A recent article in The Lawyer’s Daily discusses an application for certification of a class action copyright claim against this obituary database website. The application claims that the website is infringing copyright and moral rights in respect of the obituaries and photographs. The moral rights claim relates to the website’s monetization of the obituaries by offering options to purchase flowers, gifts, or virtual candles, through affiliate retailers. Some funeral homes offer a similar service, but the article notes that the unsavoury nature of the website’s business model, which consists of “scraping” obituaries from elsewhere on the internet, without permission or notice, and making money by doing so through advertisements or the selling of flowers or virtual candles, could provide some support for the moral rights claim.

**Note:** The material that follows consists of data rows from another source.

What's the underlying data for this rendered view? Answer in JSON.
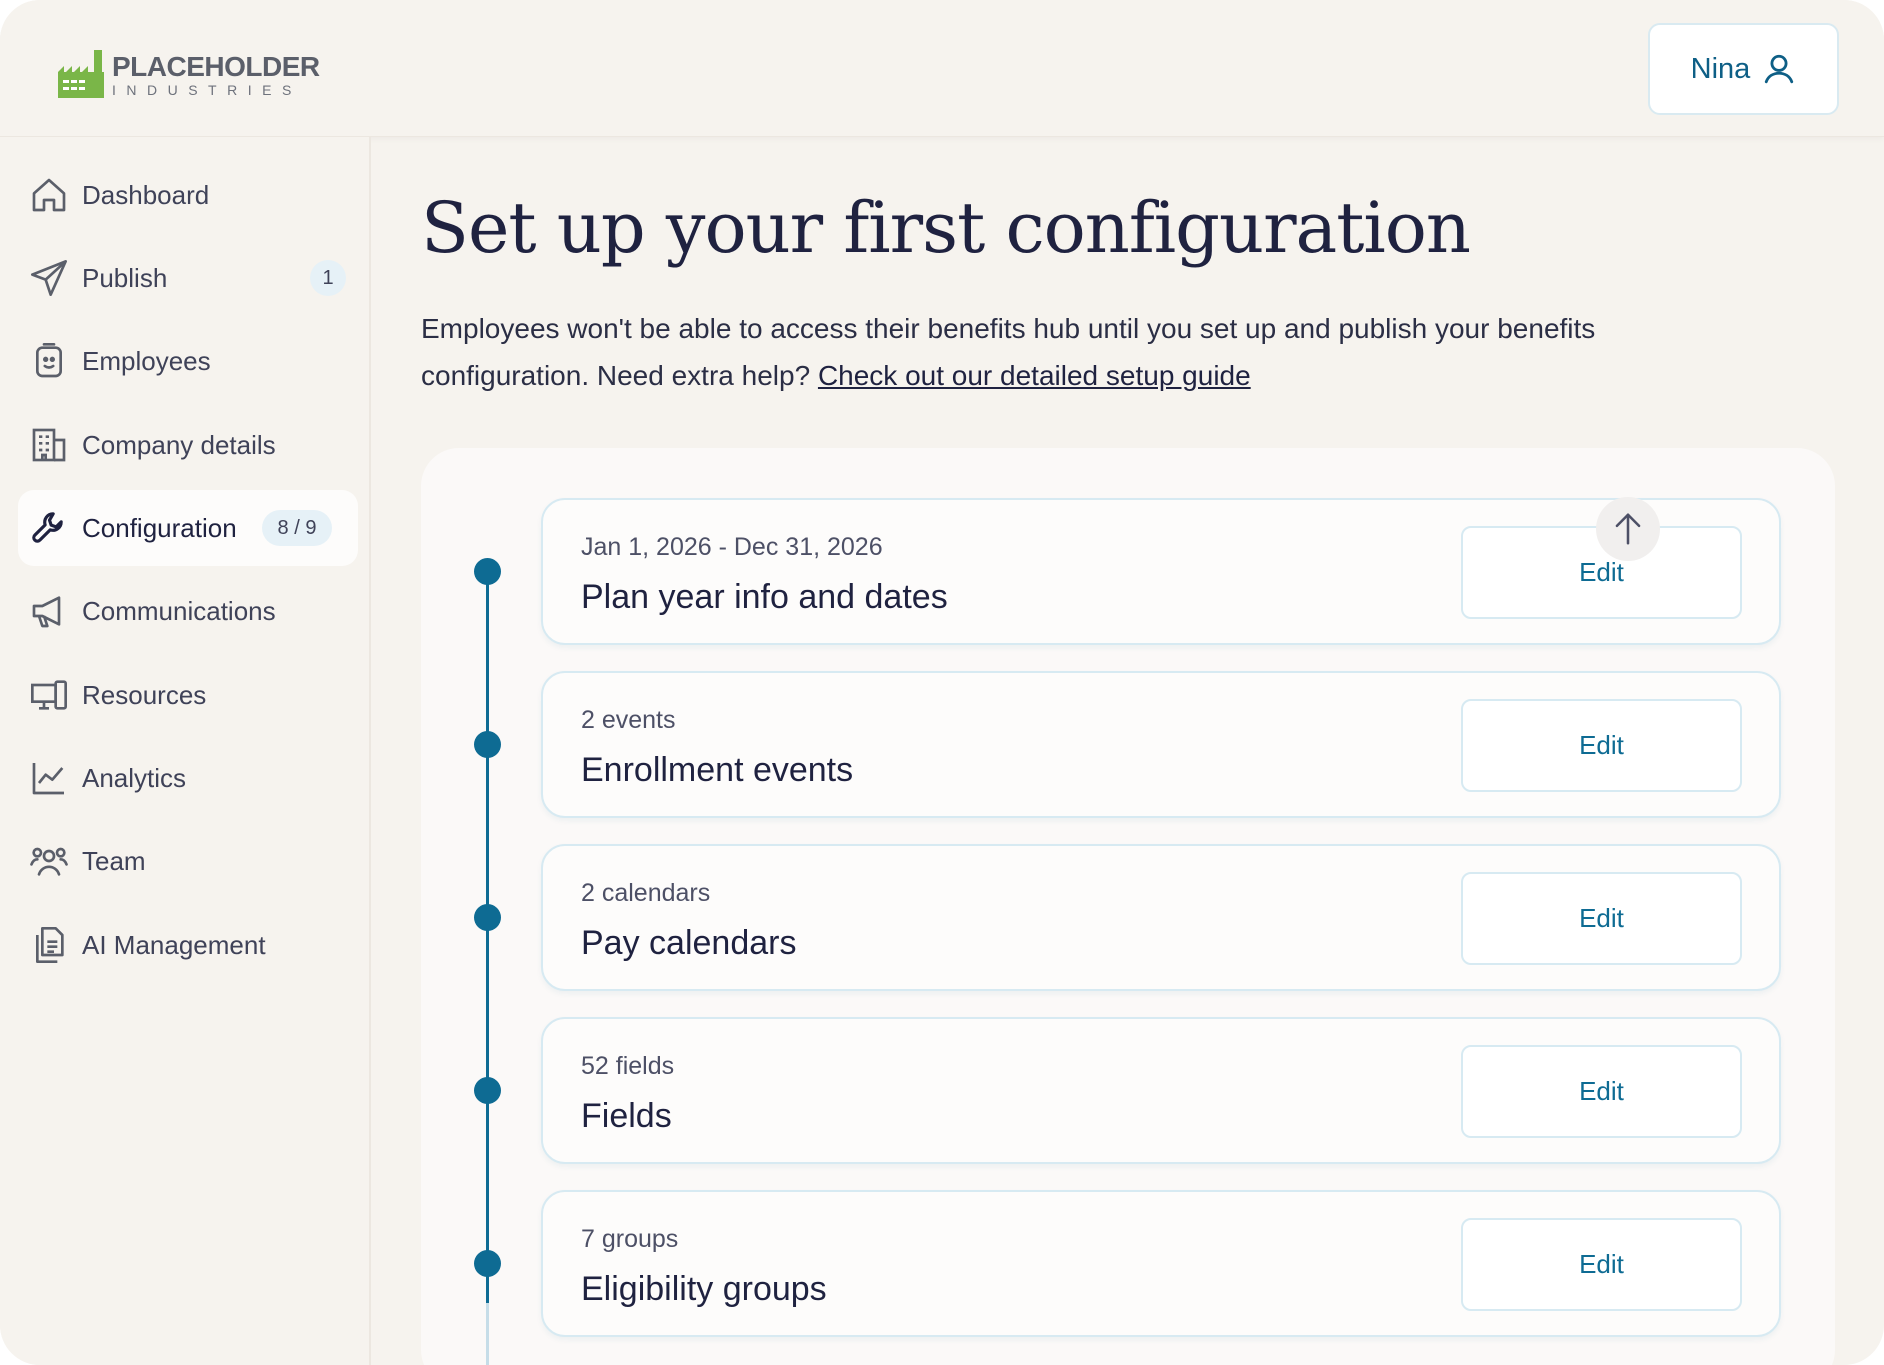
{
  "brand": {
    "name_line1": "PLACEHOLDER",
    "name_line2": "INDUSTRIES",
    "logo_color": "#7ab648"
  },
  "user": {
    "name": "Nina"
  },
  "sidebar": {
    "items": [
      {
        "label": "Dashboard",
        "icon": "home-icon"
      },
      {
        "label": "Publish",
        "icon": "send-icon",
        "badge": "1"
      },
      {
        "label": "Employees",
        "icon": "employee-badge-icon"
      },
      {
        "label": "Company details",
        "icon": "building-icon"
      },
      {
        "label": "Configuration",
        "icon": "wrench-icon",
        "badge": "8 / 9",
        "active": true
      },
      {
        "label": "Communications",
        "icon": "megaphone-icon"
      },
      {
        "label": "Resources",
        "icon": "devices-icon"
      },
      {
        "label": "Analytics",
        "icon": "chart-line-icon"
      },
      {
        "label": "Team",
        "icon": "team-icon"
      },
      {
        "label": "AI Management",
        "icon": "document-icon"
      }
    ]
  },
  "main": {
    "title": "Set up your first configuration",
    "intro": "Employees won't be able to access their benefits hub until you set up and publish your benefits configuration. Need extra help?",
    "guide_link": "Check out our detailed setup guide",
    "steps": [
      {
        "meta": "Jan 1, 2026 - Dec 31, 2026",
        "title": "Plan year info and dates",
        "action": "Edit"
      },
      {
        "meta": "2 events",
        "title": "Enrollment events",
        "action": "Edit"
      },
      {
        "meta": "2 calendars",
        "title": "Pay calendars",
        "action": "Edit"
      },
      {
        "meta": "52 fields",
        "title": "Fields",
        "action": "Edit"
      },
      {
        "meta": "7 groups",
        "title": "Eligibility groups",
        "action": "Edit"
      }
    ]
  },
  "colors": {
    "accent": "#0e6b93",
    "background": "#f6f3ee",
    "text": "#1f2240"
  }
}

In relation to the copyright infringement claims, there may be some obstacles to overcome, particularly in relation to ownership of the copyright. According to The Lawyer’s Daily article, under the Copyright Act, R.S.C., 1985, c. C-42, the person claiming a copyright infringement must be the owner, assignee or exclusive licensee of the work in question. An assignment of copyright must be in writing. As mentioned in the article, this could create an issue if the photograph used in the obituary was taken, for instance, by a stranger.
Damages in the event of liability are also uncertain. In a recent case with similar facts, where the defendants were found to have infringed on the plaintiff’s copyright, the court awarded statutory damages of only $2.00 per image because the cost of capturing the images in that case was low. However, given the emotional aspect of obituaries, it is possible that the facts in this case could lead to a larger damages award.